David Livingstone écrit sur les dessous de l’histoire depuis 30 ans et nous a accordé le droit de traduire plus de 170 de ses articles, soit le tiers de son incroyable Ordo ab Chao.

Louis Brandeis serait au centre d’une conspiration de la Round Table pour faire avancer la cause du sionisme, par le recrutement de Cyrus I. Scofield, un ministre américain, dont l’Annotated Bible, best-seller, a popularisé le dispensationalisme parmi les évangéliques et les sionistes chrétiens. Important dans l’exploitation de la Grande-Bretagne pour ses ambitions, le sionisme a fait usage du millénarisme sabbatéen, tel qu’il s’exprime dans une interprétation de la fin des temps connue sous le nom de dispensationalisme, qui s’est développée à partir du christianisme évangélique et a contribué à l’émergence du sionisme chrétien. Les origines des évangéliques remontent généralement à 1738, divers courants théologiques ayant contribué à sa fondation, notamment le méthodisme anglais, l’Eglise Morave du comte Zinzendorf et le piétisme luthérien allemand 1.

En plus d’influencer les dirigeants et les grandes figures du mouvement protestant évangélique, tels que les puritains anglais John Wesley, George Whitefield et Jonathan Edwards des Great Awakenings en Angleterre et aux États-Unis, l’Eglise Morave a également été responsable d’une autre secte évangélique, les Frères de Plymouth2. John Nelson Darby (1800 – 1882), l’une des figures influentes des Frères de Plymouth, a conçu le système de dispensationnalisme qui a été incorporé dans le développement de l’évangélisme moderne et qui reflète les aspirations millénaires du sabbataïsme. Comme indice de leur crypto-judaïsme probable, les dispensationnistes chrétiens embrassent parfois ce que certains critiques ont appelé péjorativement la « judéophilie », qui comprend le soutien à l’État d’Israël, l’observation des fêtes juives traditionnelles et la pratique des rituels religieux juifs traditionnels 3. L’influence des Frères de Plymouth sur le christianisme évangélique dépasse leur nombre relativement restreint. Le mouvement compte aujourd’hui de nombreuses congrégations dans le monde entier, et de nombreux dirigeants du mouvement évangélique contemporain sont issus des cette fraternité.

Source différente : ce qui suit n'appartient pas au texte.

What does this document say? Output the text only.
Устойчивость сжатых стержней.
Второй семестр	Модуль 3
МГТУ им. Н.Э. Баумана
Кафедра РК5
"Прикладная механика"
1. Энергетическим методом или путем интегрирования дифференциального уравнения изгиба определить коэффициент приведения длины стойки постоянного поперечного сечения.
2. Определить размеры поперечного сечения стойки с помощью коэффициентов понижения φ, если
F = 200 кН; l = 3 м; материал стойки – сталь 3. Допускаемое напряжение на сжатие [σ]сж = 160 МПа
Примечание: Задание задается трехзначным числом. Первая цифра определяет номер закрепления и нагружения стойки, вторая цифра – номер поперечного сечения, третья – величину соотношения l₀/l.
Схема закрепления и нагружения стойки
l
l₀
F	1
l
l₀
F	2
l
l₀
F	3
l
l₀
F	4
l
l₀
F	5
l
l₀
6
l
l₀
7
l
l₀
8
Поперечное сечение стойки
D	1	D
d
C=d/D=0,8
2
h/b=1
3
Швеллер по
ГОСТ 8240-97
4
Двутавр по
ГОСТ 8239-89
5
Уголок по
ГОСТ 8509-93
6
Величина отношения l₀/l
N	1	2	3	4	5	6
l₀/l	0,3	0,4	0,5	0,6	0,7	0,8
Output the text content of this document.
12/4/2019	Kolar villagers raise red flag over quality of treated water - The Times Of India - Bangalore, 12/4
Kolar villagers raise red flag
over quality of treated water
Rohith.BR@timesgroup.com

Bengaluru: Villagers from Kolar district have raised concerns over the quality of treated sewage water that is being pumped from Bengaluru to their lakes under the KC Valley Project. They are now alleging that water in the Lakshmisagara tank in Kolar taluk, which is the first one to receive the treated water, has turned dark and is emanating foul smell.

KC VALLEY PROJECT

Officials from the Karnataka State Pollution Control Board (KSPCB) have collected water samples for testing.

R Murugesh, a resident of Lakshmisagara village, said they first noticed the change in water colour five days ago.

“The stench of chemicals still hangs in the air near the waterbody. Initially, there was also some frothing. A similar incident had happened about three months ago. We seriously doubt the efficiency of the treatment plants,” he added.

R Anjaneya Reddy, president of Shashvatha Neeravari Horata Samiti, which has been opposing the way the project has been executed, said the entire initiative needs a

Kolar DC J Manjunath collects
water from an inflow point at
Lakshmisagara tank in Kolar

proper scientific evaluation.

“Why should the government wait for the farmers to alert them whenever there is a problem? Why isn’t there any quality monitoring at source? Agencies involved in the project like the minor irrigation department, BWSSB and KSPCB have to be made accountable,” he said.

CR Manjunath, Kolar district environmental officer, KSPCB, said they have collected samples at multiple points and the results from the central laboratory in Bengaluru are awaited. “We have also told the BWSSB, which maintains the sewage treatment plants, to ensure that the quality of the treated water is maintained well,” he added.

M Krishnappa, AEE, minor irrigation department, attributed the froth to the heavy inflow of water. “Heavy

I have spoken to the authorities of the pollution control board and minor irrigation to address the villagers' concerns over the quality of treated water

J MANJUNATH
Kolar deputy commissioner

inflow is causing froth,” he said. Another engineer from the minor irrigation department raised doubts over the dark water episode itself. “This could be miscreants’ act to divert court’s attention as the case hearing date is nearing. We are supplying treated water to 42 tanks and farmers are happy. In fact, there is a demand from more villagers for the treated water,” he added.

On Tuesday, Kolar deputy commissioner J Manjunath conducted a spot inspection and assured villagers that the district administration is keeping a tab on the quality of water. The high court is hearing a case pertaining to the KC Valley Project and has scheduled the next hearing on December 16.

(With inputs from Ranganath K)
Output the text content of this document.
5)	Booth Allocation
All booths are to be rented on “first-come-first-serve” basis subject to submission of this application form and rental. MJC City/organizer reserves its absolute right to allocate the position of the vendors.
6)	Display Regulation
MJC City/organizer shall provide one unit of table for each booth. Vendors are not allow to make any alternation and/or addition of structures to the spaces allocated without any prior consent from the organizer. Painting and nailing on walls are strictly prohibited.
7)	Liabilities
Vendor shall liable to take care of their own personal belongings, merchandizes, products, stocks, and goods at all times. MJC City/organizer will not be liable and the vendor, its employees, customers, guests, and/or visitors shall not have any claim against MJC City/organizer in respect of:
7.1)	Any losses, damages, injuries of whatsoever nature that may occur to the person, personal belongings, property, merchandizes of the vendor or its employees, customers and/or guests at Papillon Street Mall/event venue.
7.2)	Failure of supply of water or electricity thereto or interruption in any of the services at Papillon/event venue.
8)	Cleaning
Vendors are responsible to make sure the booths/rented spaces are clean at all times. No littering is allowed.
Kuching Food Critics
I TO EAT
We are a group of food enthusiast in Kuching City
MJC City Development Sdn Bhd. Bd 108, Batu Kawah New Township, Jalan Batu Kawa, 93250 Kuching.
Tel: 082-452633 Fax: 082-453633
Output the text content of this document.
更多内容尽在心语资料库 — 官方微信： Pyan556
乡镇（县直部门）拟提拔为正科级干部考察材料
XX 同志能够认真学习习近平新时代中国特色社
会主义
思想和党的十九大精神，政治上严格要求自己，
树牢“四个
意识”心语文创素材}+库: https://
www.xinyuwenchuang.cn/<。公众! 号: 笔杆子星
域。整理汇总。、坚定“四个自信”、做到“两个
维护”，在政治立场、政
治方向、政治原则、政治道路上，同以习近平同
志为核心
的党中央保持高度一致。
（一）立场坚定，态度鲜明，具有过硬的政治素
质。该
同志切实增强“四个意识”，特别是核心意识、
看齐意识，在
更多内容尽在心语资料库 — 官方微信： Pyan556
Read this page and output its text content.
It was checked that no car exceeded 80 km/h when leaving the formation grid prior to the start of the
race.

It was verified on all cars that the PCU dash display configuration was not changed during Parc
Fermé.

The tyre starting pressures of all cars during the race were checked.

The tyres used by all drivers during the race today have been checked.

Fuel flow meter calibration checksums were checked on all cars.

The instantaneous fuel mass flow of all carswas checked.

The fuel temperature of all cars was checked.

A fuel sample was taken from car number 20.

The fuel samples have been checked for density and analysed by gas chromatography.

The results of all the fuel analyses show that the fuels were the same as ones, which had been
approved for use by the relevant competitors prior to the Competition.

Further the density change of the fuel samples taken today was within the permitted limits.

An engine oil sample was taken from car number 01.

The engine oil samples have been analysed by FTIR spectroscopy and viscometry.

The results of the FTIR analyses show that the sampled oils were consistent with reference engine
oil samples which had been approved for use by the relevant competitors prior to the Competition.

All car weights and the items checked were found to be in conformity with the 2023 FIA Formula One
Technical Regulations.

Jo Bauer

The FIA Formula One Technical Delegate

Lorsque William Wilberforce, leader de la secte Clapham et grand champion de l’abolition de l’esclavage, est mort en 1833, l’un de ceux qui ont assisté à ses funérailles était Lord Shaftesbury (1801 – 1885), qui fut l’un des premiers sionistes chrétiens de premier plan. Shaftesbury était membre de la Canterbury Association, tout comme deux des fils de Wilberforc, Samuel et Robert. Lewis Carrol, auteur d’Alice au Pays des Merveilles, a été ordonné par l’évêque d’Oxford, Samuel Wilberforce. Shaftesbury épouse en 1830 Lady Emily Caroline Catherine Frances Cowper, qui est probablement la fille naturelle de Lord Palmerston (plus tard son beau-père officiel). Shaftesbury fut l’un des premiers partisans de la restauration des Juifs en Terre Sainte, fournissant la première proposition d’un important politicien pour réinstaller les Juifs en Palestine. En 1875, Shaftesbury déclara à l’assemblée générale annuelle du Palestine Exploration Fund (PEF)– qui avait parrainé la première loge maçonnique en Palestine – que « Nous avons là une terre foisonnante de fertilité et riche en histoire, mais presque sans habitant – un pays sans peuple, et regardez ! dispersée dans le monde, un peuple sans pays », étant l’un des premiers usages par un éminent homme politique de la phrase « Une terre sans peuple pour un peuple sans terre », qui allait devenir largement utilisée par les sionistes 4.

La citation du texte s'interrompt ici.